Maybe it had been piss Syren smelled on the fellow, rather than destiny. In fact, he was pretty sure now…
“How is all this piss stuff supposed to help me win a wrestling match?” Syren asked.
The old man looked at him and cocked his head to the side.
“You’re a wrestler?” said the piss-drunk old weirdo. “That’s nice. My grandson, Chad, loves to watch the wrestling.”
Syren hung his head. Swallowed the old rage that threatened to burst forth. The rage and violence had impeded The Journey just as often as it had helped drive him down the path. He knew better now.
The old man laughed and laughed, drooling over his jars of piss, and would answer no more questions.
His laughter echoed down the many stairs, mocking Syren as he retreated, utterly defeated, from the tower.
It had snowed while he was inside, and grown darker as well.
As he walked down the hill, he despaired at the meaninglessness of it all.
And then rejoiced.
The meaningless WAS the meaning.
He had thought The Journey was leading him to some grand, fulfilling conclusion. Some glorious climax to his story, a comedy, melodrama, and tragedy by turns.
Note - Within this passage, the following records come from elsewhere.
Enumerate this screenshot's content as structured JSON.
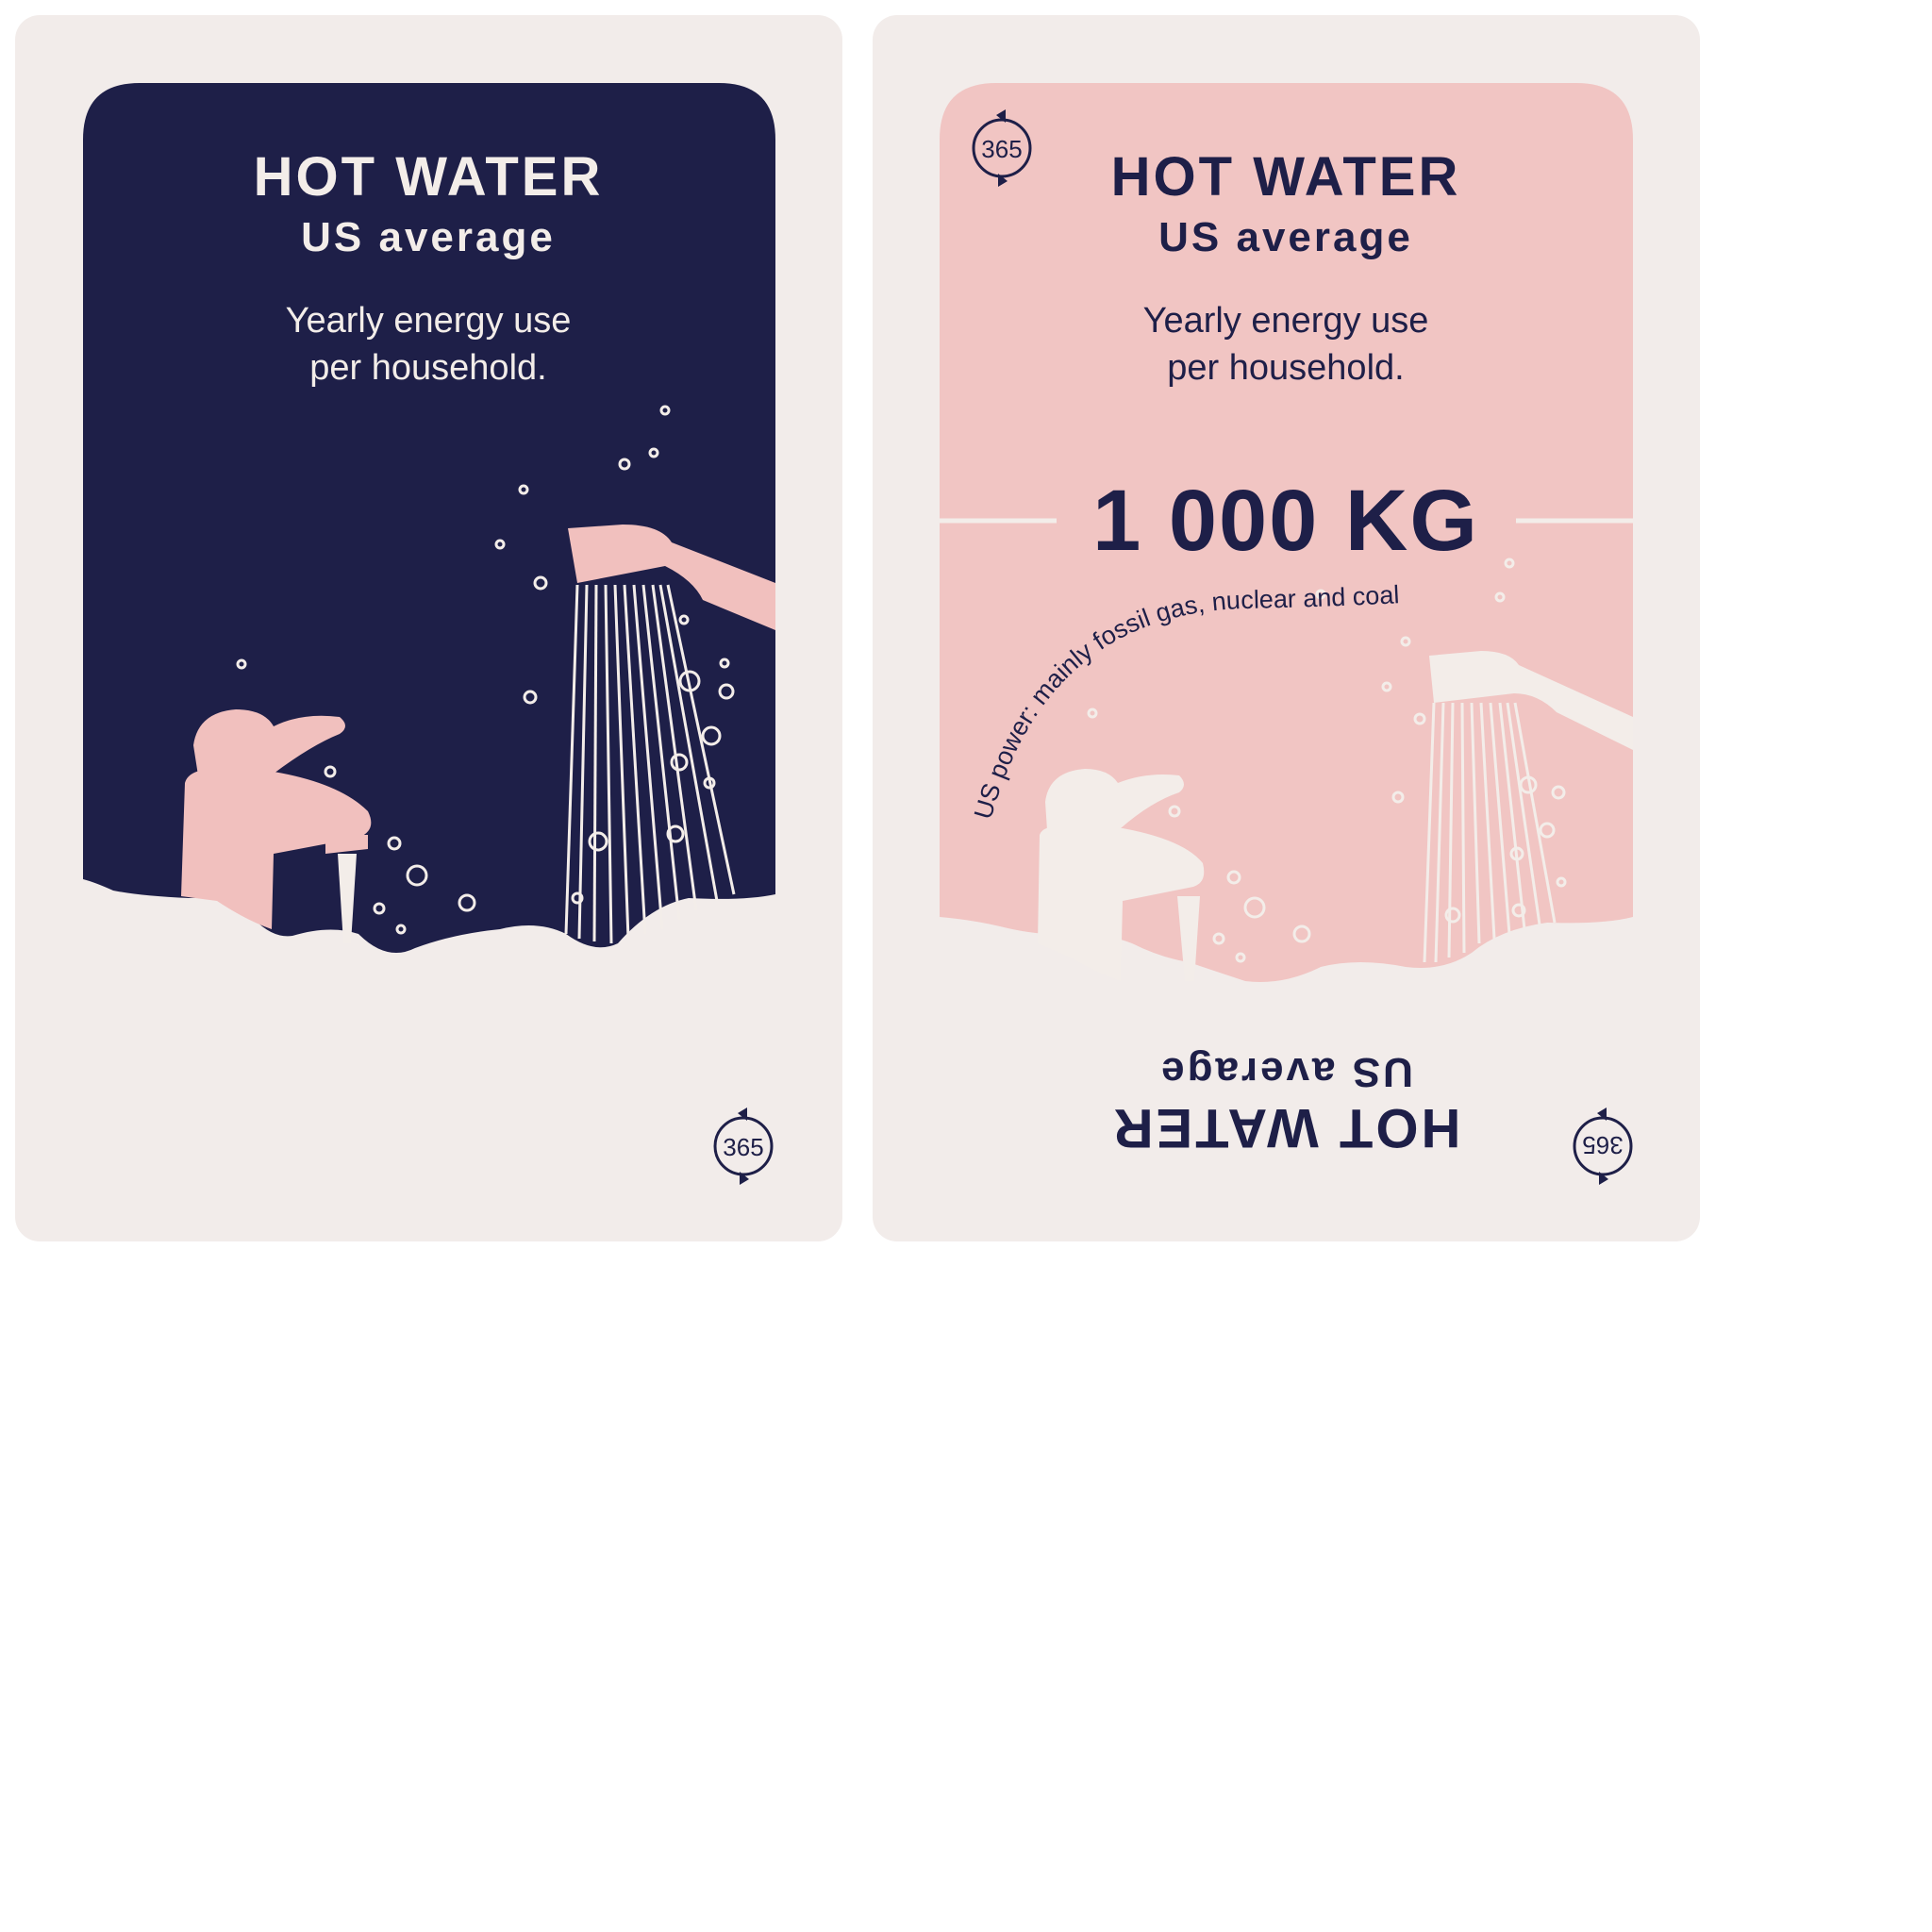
{
  "colors": {
    "card_bg": "#f2ecea",
    "navy": "#1e1f48",
    "pink": "#f1c5c3",
    "light": "#f3ede9",
    "faucet_pink": "#f1c0be"
  },
  "front_card": {
    "title": "HOT WATER",
    "subtitle": "US average",
    "description_line1": "Yearly energy use",
    "description_line2": "per household.",
    "badge": "365",
    "icon": "cycle-365-icon"
  },
  "back_card": {
    "title": "HOT WATER",
    "subtitle": "US average",
    "description_line1": "Yearly energy use",
    "description_line2": "per household.",
    "value": "1 000 KG",
    "source_note": "US power: mainly fossil gas, nuclear and coal",
    "badge_top": "365",
    "badge_bottom": "365",
    "flipped_title": "HOT WATER",
    "flipped_subtitle": "US average"
  }
}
But that was not so.
The Journey was only The Journey. He tore up the scroll still clutched in his sweating fist. The pieces floated away on the icy wind, as meaningless as anything else.
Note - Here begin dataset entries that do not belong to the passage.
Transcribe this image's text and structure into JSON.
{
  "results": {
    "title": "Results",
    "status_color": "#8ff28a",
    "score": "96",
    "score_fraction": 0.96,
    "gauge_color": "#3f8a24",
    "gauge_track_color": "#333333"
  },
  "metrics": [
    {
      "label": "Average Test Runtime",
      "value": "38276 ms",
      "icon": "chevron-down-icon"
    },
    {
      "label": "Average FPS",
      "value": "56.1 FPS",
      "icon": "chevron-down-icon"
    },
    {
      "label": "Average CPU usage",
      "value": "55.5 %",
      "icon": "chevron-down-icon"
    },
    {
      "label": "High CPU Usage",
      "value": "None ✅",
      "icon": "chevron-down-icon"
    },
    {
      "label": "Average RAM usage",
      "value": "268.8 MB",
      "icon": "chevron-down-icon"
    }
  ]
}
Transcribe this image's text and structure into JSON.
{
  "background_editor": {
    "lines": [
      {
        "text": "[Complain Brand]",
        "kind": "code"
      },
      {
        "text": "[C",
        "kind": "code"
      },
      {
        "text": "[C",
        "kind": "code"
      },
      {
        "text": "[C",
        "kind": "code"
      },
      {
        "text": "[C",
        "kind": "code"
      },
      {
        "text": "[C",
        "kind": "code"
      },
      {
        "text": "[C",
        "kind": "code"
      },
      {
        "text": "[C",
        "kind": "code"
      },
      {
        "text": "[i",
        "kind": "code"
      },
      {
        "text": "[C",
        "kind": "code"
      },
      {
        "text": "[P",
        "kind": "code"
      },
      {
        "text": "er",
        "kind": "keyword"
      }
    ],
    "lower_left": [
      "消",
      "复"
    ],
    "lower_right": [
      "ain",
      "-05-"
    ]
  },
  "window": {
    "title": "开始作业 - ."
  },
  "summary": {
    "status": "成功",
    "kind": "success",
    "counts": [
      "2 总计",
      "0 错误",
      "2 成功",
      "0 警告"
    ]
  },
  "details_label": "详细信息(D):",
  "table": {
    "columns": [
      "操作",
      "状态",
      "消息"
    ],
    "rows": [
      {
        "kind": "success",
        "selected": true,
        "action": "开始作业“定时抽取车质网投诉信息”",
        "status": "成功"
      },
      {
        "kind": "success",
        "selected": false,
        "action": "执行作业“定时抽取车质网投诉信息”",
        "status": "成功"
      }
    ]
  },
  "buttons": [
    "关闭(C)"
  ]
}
The smell of destiny had been piss all along. There was no such thing as destiny. Only The Journey mattered. Plummeting through dark until you met some horrific end. And whatever you managed to accomplish, panicked and flailing, during the freefall.
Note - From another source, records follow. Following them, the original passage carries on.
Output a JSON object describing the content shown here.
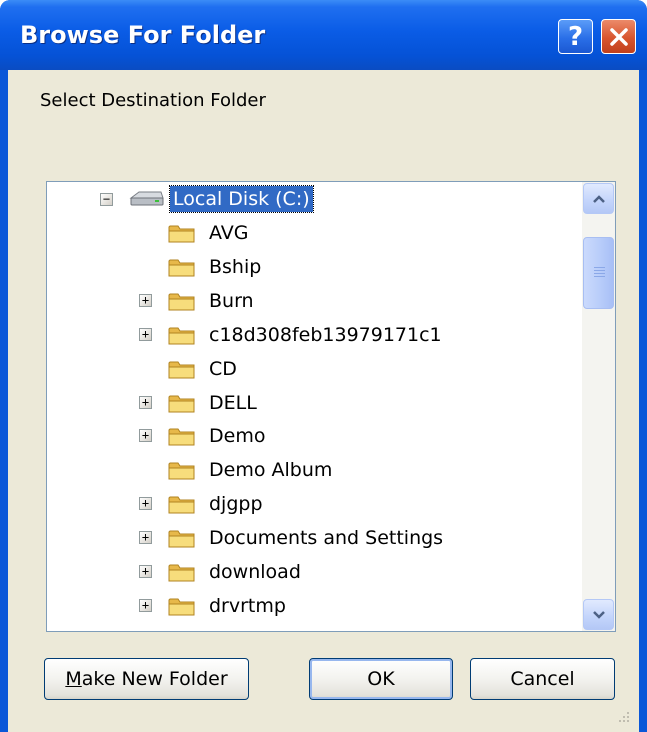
{
  "window": {
    "title": "Browse For Folder",
    "help_button": "?",
    "close_icon": "close-icon"
  },
  "dialog": {
    "instruction": "Select Destination Folder"
  },
  "tree": {
    "root": {
      "label": "Local Disk (C:)",
      "expanded": true,
      "selected": true,
      "icon": "drive-icon"
    },
    "items": [
      {
        "label": "AVG",
        "has_children": false
      },
      {
        "label": "Bship",
        "has_children": false
      },
      {
        "label": "Burn",
        "has_children": true
      },
      {
        "label": "c18d308feb13979171c1",
        "has_children": true
      },
      {
        "label": "CD",
        "has_children": false
      },
      {
        "label": "DELL",
        "has_children": true
      },
      {
        "label": "Demo",
        "has_children": true
      },
      {
        "label": "Demo Album",
        "has_children": false
      },
      {
        "label": "djgpp",
        "has_children": true
      },
      {
        "label": "Documents and Settings",
        "has_children": true
      },
      {
        "label": "download",
        "has_children": true
      },
      {
        "label": "drvrtmp",
        "has_children": true
      }
    ]
  },
  "buttons": {
    "make_new_folder": "Make New Folder",
    "ok": "OK",
    "cancel": "Cancel"
  },
  "colors": {
    "title_bar": "#0a5ce6",
    "selection": "#316ac5",
    "dialog_face": "#ece9d8",
    "folder": "#f5d66f"
  }
}
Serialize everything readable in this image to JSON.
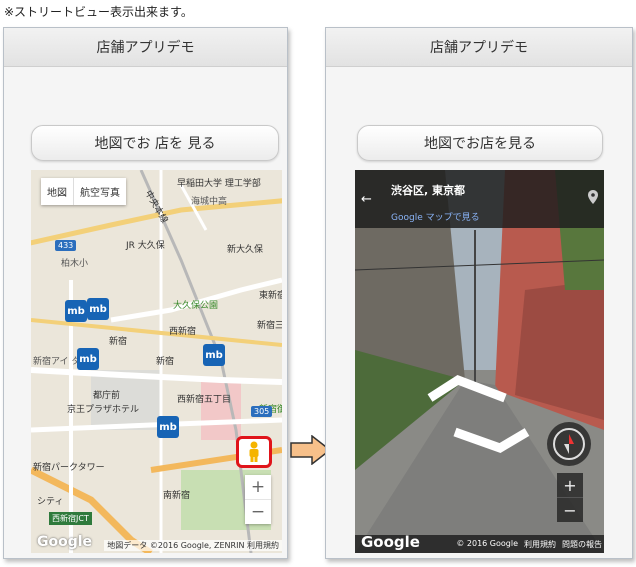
{
  "note": "※ストリートビュー表示出来ます。",
  "left_screen": {
    "header_title": "店舗アプリデモ",
    "cta_label": "地図でお 店を 見る",
    "map": {
      "type_buttons": [
        "地図",
        "航空写真"
      ],
      "labels": {
        "waseda": "早稲田大学 理工学部",
        "kaijo": "海城中高",
        "chuo": "中央本線",
        "jr_okubo": "JR 大久保",
        "shin_okubo": "新大久保",
        "kashiwagi": "柏木小",
        "okubo_park": "大久保公園",
        "higashi_shinjuku": "東新宿",
        "nishi_shinjuku": "西新宿",
        "nishishinjuku_tower": "新宿アイ タワー",
        "shinjuku_sanchome": "新宿三丁目",
        "tocho": "都庁前",
        "keio_plaza": "京王プラザホテル",
        "shinjuku_gyoen": "新宿御苑",
        "park_tower": "新宿パークタワー",
        "minami_shinjuku": "南新宿",
        "city": "シティ",
        "jct": "西新宿JCT",
        "shinjuku_left": "新宿",
        "shinjuku_mid": "新宿",
        "nishishinjuku_5": "西新宿五丁目"
      },
      "badge_433": "433",
      "badge_305": "305",
      "marker_label": "mb",
      "zoom_in": "+",
      "zoom_out": "−",
      "google": "Google",
      "attribution": "地図データ ©2016 Google, ZENRIN   利用規約"
    }
  },
  "right_screen": {
    "header_title": "店舗アプリデモ",
    "cta_label": "地図でお店を見る",
    "street_view": {
      "back": "←",
      "location": "渋谷区, 東京都",
      "map_link": "Google マップで見る",
      "zoom_in": "+",
      "zoom_out": "−",
      "google": "Google",
      "copyright": "© 2016 Google",
      "terms": "利用規約",
      "report": "問題の報告"
    }
  }
}
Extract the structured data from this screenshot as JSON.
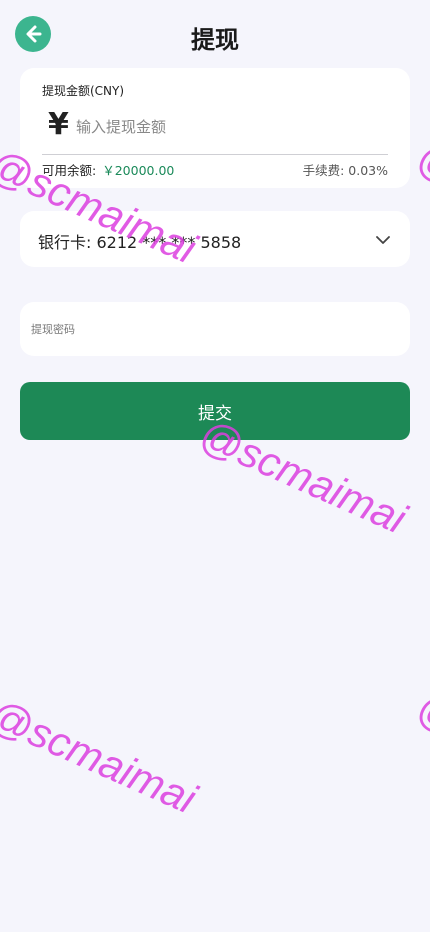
{
  "header": {
    "title": "提现",
    "back_icon": "arrow-left-icon"
  },
  "amount": {
    "label": "提现金额(CNY)",
    "currency_symbol": "¥",
    "placeholder": "输入提现金额",
    "balance_label": "可用余额:",
    "balance_value": "￥20000.00",
    "fee_text": "手续费: 0.03%"
  },
  "bank": {
    "text": "银行卡: 6212 *** *** 5858",
    "chevron_icon": "chevron-down-icon"
  },
  "password": {
    "placeholder": "提现密码"
  },
  "submit": {
    "label": "提交"
  },
  "watermark": {
    "text": "@scmaimai",
    "edge_text": "@"
  },
  "colors": {
    "accent": "#1d8956",
    "back_button": "#3cb58f",
    "balance": "#1b8a5a",
    "watermark": "#dc3fe0",
    "background": "#f5f5fc"
  }
}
By the time he reached the car at the bottom of the hill, he was laughing madly to himself, echoing the piss man he could still hear up in the tower.
He was startled silent to find his car was no longer empty.
A large, black man was in the passenger seat, reading Curt Canon’s Christmas card. He had longish dreadlocks, an itchy-looking moustache, and wore what looked like a cheap, plastic mask over his eyes.
“Hello,” Syren said, getting into the driver’s seat and closing the door.
The interior light shut off, and now all Syren could see of his old friend was the glint of moonlight off the edge of the mask, and those white teeth grinning madly in the dark.
“What’s crackin’, old man?” said Not President Dean.
“The Journey,” Syren answered.
“You’re fuckin’ crazy,” said Not President Dean happily.
Syren said nothing to that.
For years now, everyone had taken Not President Dean to be President Dean in a cheap disguise. OCW fans, wrestlers, employees, even the most pathetic and clingy of insiders… none of them had ever imagined he could be anything other than Dean acting like a cunt.
The truth, as usual, was darker.
Syren had known all along. He admitted that to himself now. He accepted it as part of The Journey. When he first stole those hairs from President Dean’s dressing room (at LilJungleMan’s bidding, as usual) he knew exactly what they were to be used for, even though he hadn’t been told.
He could not even fake surprise when he first met the clone.
What everyone took for a cheap, plastic bandit’s mask was actually a plate of exoskeletal flesh, which had grown on Not President Dean’s brow due to LilJungleMan’s DNA hacking experiments. It often itched, and caused the clone great pain. He rubbed at it there, in the dark car.
The fake moustache was actually fake. But that was itchy, too.
“You ready for this shit?” Not President Dean asked him.
Syren shook his head, smiling. “It doesn’t matter, man. None of it matters.”
The soulless clone smiled back at him. “You’re finally making some sense, sucka.”
Syren put the car into gear and drove into the black fog of unknowing.